The flurry of bad news involving high-profile firms like Bitcoin, Terra, and Celsius has renewed calls for regulators to protect consumers from fly-by-night currency operators, scammers, and theft. How vulnerable are crypto investors, particularly the retail-level amateur investors?

Kominers: I definitely think there’s a need for more consumer protection in this space across the board. There needs to be more transparency and not just transparency at the abstract level, but the technology needs to be made transparent for consumers in ways that they can understand. This is a problem across crypto, and it’s one that companies are starting to try and solve. It’s very hard for a consumer to be managing their own position in the central crypto market with current tools. As a result, if you’re a retail consumer, you often end up on one of these intermediated platforms where the lack of transparency means you may not understand what’s going on. As we’ve seen, people may choose to enter into these platforms during a boom, and it’s very exciting. But if you don’t understand the risk you’re taking on, that can be really harmful as soon as the state of the market changes.

There needs to be much more transparency and better messaging and clearer definitions of the different asset classes. Everything from taxation—it’s still really difficult to figure out how to pay taxes on your crypto assets even if you understand precisely what they are—to information that would help people make assessments about which markets they want to be in and how much risk they’re taking on. Highlight it in the same way that we provide information about other asset classes and products. There aren’t unified disclosure standards for crypto platforms; there aren’t standardized disclosure rules or formats. And it’s two layers of non-transparency: You both don’t necessarily have a clear sense of what platforms may be doing, and then on top of that, a consumer might not understand the aggregate volatility in the crypto market and so they can’t make an overall risk assessment.

This week, a panel of banking regulators and treasury officials from the G20 countries said it will put forward “robust” new regulations in October in response to the “intrinsic volatility and structural vulnerabilities in crypto currencies.” Earlier this month, the U.S. Treasury Department presented to President Biden what it called a “framework” for overseeing digital financial assets across the government and internationally, while the European Union and European Parliament agreed to sweeping new crypto rules that include a licensing requirement that’s expected to go into effect next year. How is this wave of regulation going to affect the market?

Kominers: Some regulation is probably good for the industry because in order for crypto to reach mainstream adoption and use, it needs to be in a market and technology context where the consumer can gain access and do so in a way that is valuable and much lower risk than today.

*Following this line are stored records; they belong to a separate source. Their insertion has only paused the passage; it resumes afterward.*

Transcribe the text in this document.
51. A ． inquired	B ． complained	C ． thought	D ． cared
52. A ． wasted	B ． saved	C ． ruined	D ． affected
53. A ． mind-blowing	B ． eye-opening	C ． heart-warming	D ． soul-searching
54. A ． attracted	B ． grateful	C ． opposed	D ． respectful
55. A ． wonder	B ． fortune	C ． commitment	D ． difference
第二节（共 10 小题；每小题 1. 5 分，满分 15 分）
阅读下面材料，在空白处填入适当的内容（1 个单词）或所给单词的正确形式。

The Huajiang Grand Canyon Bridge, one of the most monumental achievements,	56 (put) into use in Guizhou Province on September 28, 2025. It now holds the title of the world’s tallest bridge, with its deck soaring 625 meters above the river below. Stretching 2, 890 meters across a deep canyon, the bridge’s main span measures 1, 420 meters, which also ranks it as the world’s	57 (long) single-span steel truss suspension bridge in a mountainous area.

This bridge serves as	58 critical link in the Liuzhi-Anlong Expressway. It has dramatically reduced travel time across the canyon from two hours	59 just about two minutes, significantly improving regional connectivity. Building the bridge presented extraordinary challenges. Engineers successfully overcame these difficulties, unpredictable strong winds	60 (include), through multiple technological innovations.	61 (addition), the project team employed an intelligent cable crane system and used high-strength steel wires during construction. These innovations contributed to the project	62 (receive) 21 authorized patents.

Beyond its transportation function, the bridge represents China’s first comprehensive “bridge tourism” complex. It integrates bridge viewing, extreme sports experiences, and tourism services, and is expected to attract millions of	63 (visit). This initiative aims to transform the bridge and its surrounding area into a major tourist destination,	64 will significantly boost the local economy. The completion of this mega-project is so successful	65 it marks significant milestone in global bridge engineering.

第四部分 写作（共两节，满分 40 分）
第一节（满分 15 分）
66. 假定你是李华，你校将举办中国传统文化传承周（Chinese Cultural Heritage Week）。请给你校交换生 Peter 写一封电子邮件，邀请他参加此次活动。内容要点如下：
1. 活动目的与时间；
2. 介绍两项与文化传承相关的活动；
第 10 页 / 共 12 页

Frameworks, when they’re developed well and respond directly to the types of problems the market is seeing, can make a market more efficient and more valuable for everyone to participate in. So, some degree of improved structure and framework-building is good. The challenge, of course, is that these crypto currencies and other crypto assets are often simultaneously financial assets and tech platforms—which means that you have to think about two different categories of regulation working in concert with each other.

On the one hand, licensure and vetting of an asset to be able to trade it in some centralized system—that sounds like a really good thing from a stability and oversight perspective. But at the same time, that could very much limit competition. If it’s hard to introduce new types of tokens, then you may block innovation, and you reduce the possibility of new platforms emerging, which means you don’t necessarily get to the most efficient technology. These are hard tradeoffs. One of the big challenges we’ve faced in regulating crypto to this point, and we’ll face going forward, is balancing the need to achieve platform stability with the need to maintain platform competition and interoperability.